[ExI] Does anybody still think a US dictatorship is impossible?

John Clark johnkclark at gmail.com
Tue Jun 2 12:16:59 UTC 2020


On Tue, Jun 2, 2020 at 4:42 AM Rafal Smigrodzki via extropy-chat <
extropy-chat at lists.extropy.org> wrote:

>> Freedom of the press was nice while it lasted.
>
> Trump's executive order target's social media companies
>> <https://www.cnn.com/2020/05/28/politics/trump-twitter-social-media-executive-order/index.html>
>>
>
> > *### Seen from outside of the bubble you live in,*
>

You mean in the world of MAGA Hatters, Alex Jones, and Neo-Nazis?


> * > the real story is the 180-degree opposite  -  our freedom of speech is
> increasingly eliminated by oligarchic and monopolistic owners of internet
> platforms and Trump is here to feebly protest this enemy takeover. *
>

Enemy takeover?!  I'm a libertarian (small l), perhaps you've heard of it,
so I believe in the Free Market, especially for ideas, thus I have no
animosity against people who got rich off if it although I think they
sometimes act unwisely and against their own best interests. I also don't
think monopolistic online platforms are inherently evil but are a result of
the nature of the Internet and of networks in general; but if you disagree
and don't like them then why do you want the ultimate monopoly, why do you
want just one giant one in charge of everything and controlled by BIg
Brother?

And if internet providers were held to the same idiotic liability laws as
newspapers and had to have their lawyers give their OK for every Email or
text message or personal web page as Trump wants then how on earth could we
still have them? We couldn't, banning those things is the entire point and
is the clearest sign yet of impending dictatorship. The next step would be
for Trump to order American army troops into the streets of American cities
despite the wishes of those involved, like the Governors and Mayors and
even the local civilian police.


> *> The problem with networks is that their value is created by their
> ubiquity and in network-dependent industries meaningful competition is
> eliminated if the network is large enough and controlled by a single
> entity. Youtube, Google, Twitter, Amazon are all network companies, they
> are all controlled by a very small group of decision-makers,*
>

And you believe the solution to that is for networks to be controlled by an
even smaller group, the US government, and you think the perfect man to
control the government is Donald J Trump who is currently averaging 23.8
public lies a day, that's one public lie every 40 waking minutes. You think
that's the best way for the American people to get the real truth. I
disagree, I don't think government should get into the truth determining
business, especially not a government led by a congenital liar.
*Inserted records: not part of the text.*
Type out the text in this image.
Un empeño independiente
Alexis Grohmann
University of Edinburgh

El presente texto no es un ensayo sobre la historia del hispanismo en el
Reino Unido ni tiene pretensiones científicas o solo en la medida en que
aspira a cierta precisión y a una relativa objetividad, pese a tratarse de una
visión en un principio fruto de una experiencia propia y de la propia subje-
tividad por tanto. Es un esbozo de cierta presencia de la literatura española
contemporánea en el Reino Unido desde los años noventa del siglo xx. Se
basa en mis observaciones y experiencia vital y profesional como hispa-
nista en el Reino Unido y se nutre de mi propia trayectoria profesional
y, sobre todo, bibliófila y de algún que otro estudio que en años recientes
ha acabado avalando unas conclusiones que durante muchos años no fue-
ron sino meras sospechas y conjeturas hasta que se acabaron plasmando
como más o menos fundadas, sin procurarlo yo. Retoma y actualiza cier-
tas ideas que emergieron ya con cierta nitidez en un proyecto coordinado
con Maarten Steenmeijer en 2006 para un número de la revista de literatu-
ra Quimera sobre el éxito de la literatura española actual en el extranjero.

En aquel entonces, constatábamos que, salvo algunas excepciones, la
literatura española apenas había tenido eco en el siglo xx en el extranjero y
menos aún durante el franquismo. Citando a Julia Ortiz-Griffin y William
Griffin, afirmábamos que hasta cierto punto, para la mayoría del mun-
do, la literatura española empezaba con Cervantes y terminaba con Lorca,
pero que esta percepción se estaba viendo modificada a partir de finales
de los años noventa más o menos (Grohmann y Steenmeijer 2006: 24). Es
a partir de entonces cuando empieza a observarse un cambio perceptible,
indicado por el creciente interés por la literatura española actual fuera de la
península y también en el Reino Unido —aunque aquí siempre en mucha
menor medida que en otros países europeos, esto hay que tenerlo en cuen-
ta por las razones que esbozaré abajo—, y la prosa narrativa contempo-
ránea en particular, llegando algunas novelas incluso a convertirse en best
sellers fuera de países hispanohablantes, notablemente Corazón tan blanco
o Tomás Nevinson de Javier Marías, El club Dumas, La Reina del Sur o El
> *> and they have an enormous ability to control information, the lifeblood
> of our society, for their own goals and often against our, normal
> citizens', interests.*
>

And all this started not because Twitter deleted a Trump tweet but because
the Twitter company dared to add a link to it where somebody could fact
check it after Trump told a lie that was particularly egregious even by his
own very very low standards for honesty.

Rafal, are we on the same page here, are we even talking the same language?
Do you consider 1984 to be a dystopian or a utopian novel?